Nostalgie criminali, perché, se ipoteticamente concretizzate, andrebbero a ledere la libertà che le donne si sono conquistate
Io penso che dietro ai femminicidi e alle violenze che le donne subiscono ci sia la rabbia del maschio tradito da se stesso, cui l’immagine di una donna libera e autonoma risuona come un insopportabile monito a darsi da fare per emanciparsi anche lui.
Da qui il raptus, che spesso raptus non è perché è pure pianificato e calcolato, di rifugiarsi, codardamente, nella forza fisica superiore di cui la natura lo ha dotato. Bruto contraltare alla superiorità psicologica che la natura ha dato alla donna: quella di dire di no.

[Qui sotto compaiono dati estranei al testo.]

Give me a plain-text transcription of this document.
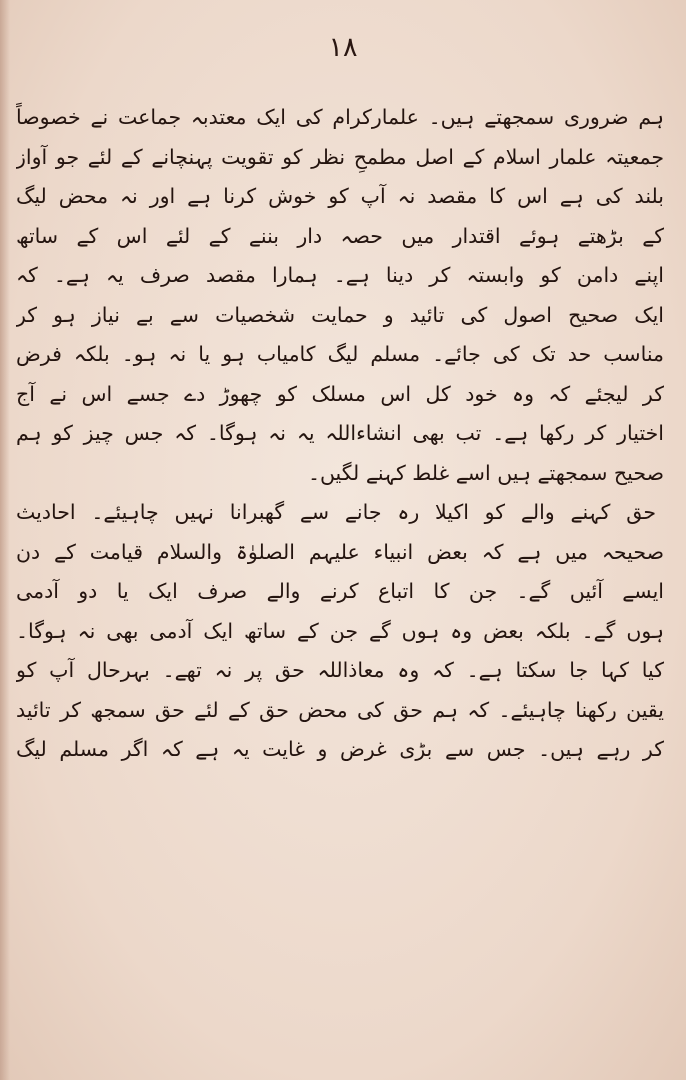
١٨
ہم ضروری سمجھتے ہیں۔ علمارکرام کی ایک معتدبہ جماعت نے خصوصاً
جمعیتہ علمار اسلام کے اصل مطمحِ نظر کو تقویت پہنچانے کے لئے جو آواز
بلند کی ہے اس کا مقصد نہ آپ کو خوش کرنا ہے اور نہ محض لیگ
کے بڑھتے ہوئے اقتدار میں حصہ دار بننے کے لئے اس کے ساتھ
اپنے دامن کو وابستہ کر دینا ہے۔ ہمارا مقصد صرف یہ ہے۔ کہ
ایک صحیح اصول کی تائید و حمایت شخصیات سے بے نیاز ہو کر
مناسب حد تک کی جائے۔ مسلم لیگ کامیاب ہو یا نہ ہو۔ بلکہ فرض
کر لیجئے کہ وہ خود کل اس مسلک کو چھوڑ دے جسے اس نے آج
اختیار کر رکھا ہے۔ تب بھی انشاءاللہ یہ نہ ہوگا۔ کہ جس چیز کو ہم
صحیح سمجھتے ہیں اسے غلط کہنے لگیں۔
حق کہنے والے کو اکیلا رہ جانے سے گھبرانا نہیں چاہیئے۔ احادیث
صحیحہ میں ہے کہ بعض انبیاء علیہم الصلوٰۃ والسلام قیامت کے دن
ایسے آئیں گے۔ جن کا اتباع کرنے والے صرف ایک یا دو آدمی
ہوں گے۔ بلکہ بعض وہ ہوں گے جن کے ساتھ ایک آدمی بھی نہ ہوگا۔
کیا کہا جا سکتا ہے۔ کہ وہ معاذاللہ حق پر نہ تھے۔ بہرحال آپ کو
یقین رکھنا چاہیئے۔ کہ ہم حق کی محض حق کے لئے حق سمجھ کر تائید
کر رہے ہیں۔ جس سے بڑی غرض و غایت یہ ہے کہ اگر مسلم لیگ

Il “no” femminile ferisce il maschio antico, il quale, essendo appunto rimasto antico e non avendo un cammino emancipato a cui aggrapparsi per trovare nuovi valori, non ha che da opporre il suo segno di superiorità: la forza fisica.
E’ questa, secondo me, la scintilla della tragedia.
Una mia amica sostiene che l’emancipazione femminile non serve a nulla finché non ce ne sarà una maschile, e ha ragione.
Ogni uomo ha oggi il dovere – prima ancora che il diritto – di trovare un suo modo di emanciparsi. Io ho trovato il mio, ma attenzione, sottolineo che è mio e solo mio, e forse di qualche altro come me. Il crossdressing è una tendenza intima. O ce l’hai dentro, e allora esprimi un valore, contestabile come tutti i valori ma pur sempre valore, o è meglio che la tieni lontana.
Che cosa gli uomini possano e debbano fare per emanciparsi, spetta a ciascuno di loro esplorarlo e deciderlo.
In questo senso, ritengo che la prima sorpresa sarà lo scoprire quanto noi maschi siamo diversi l’uno dall’altro, al di là del mito che ci vorrebbe tutti banalmente uguali.
L’emancipazione femminile è stata un movimento, un movimento collettivo mondiale. Quella maschile non sarà così. In parte perché l’uomo ha vergogna di lasciarsi andare, in parte perché sono convinto che la natura abbia assegnato a ciascuno di noi uomini differenze davvero intime, in forza delle quali l’emancipazione maschile prenderà più la forma di un’evoluzione individuo per individuo, che non quella di uno spostamento di massa.
Nessuno di noi vedrà il compiersi di questo cammino, sarebbe già un successo se se ne vedesse l’inizio.
Ma la strada è quella, il nostro merito, in fondo, è stato proprio di averla spianata, pur con le nostre codardie e le nostre reticenze, agli uomini che verranno.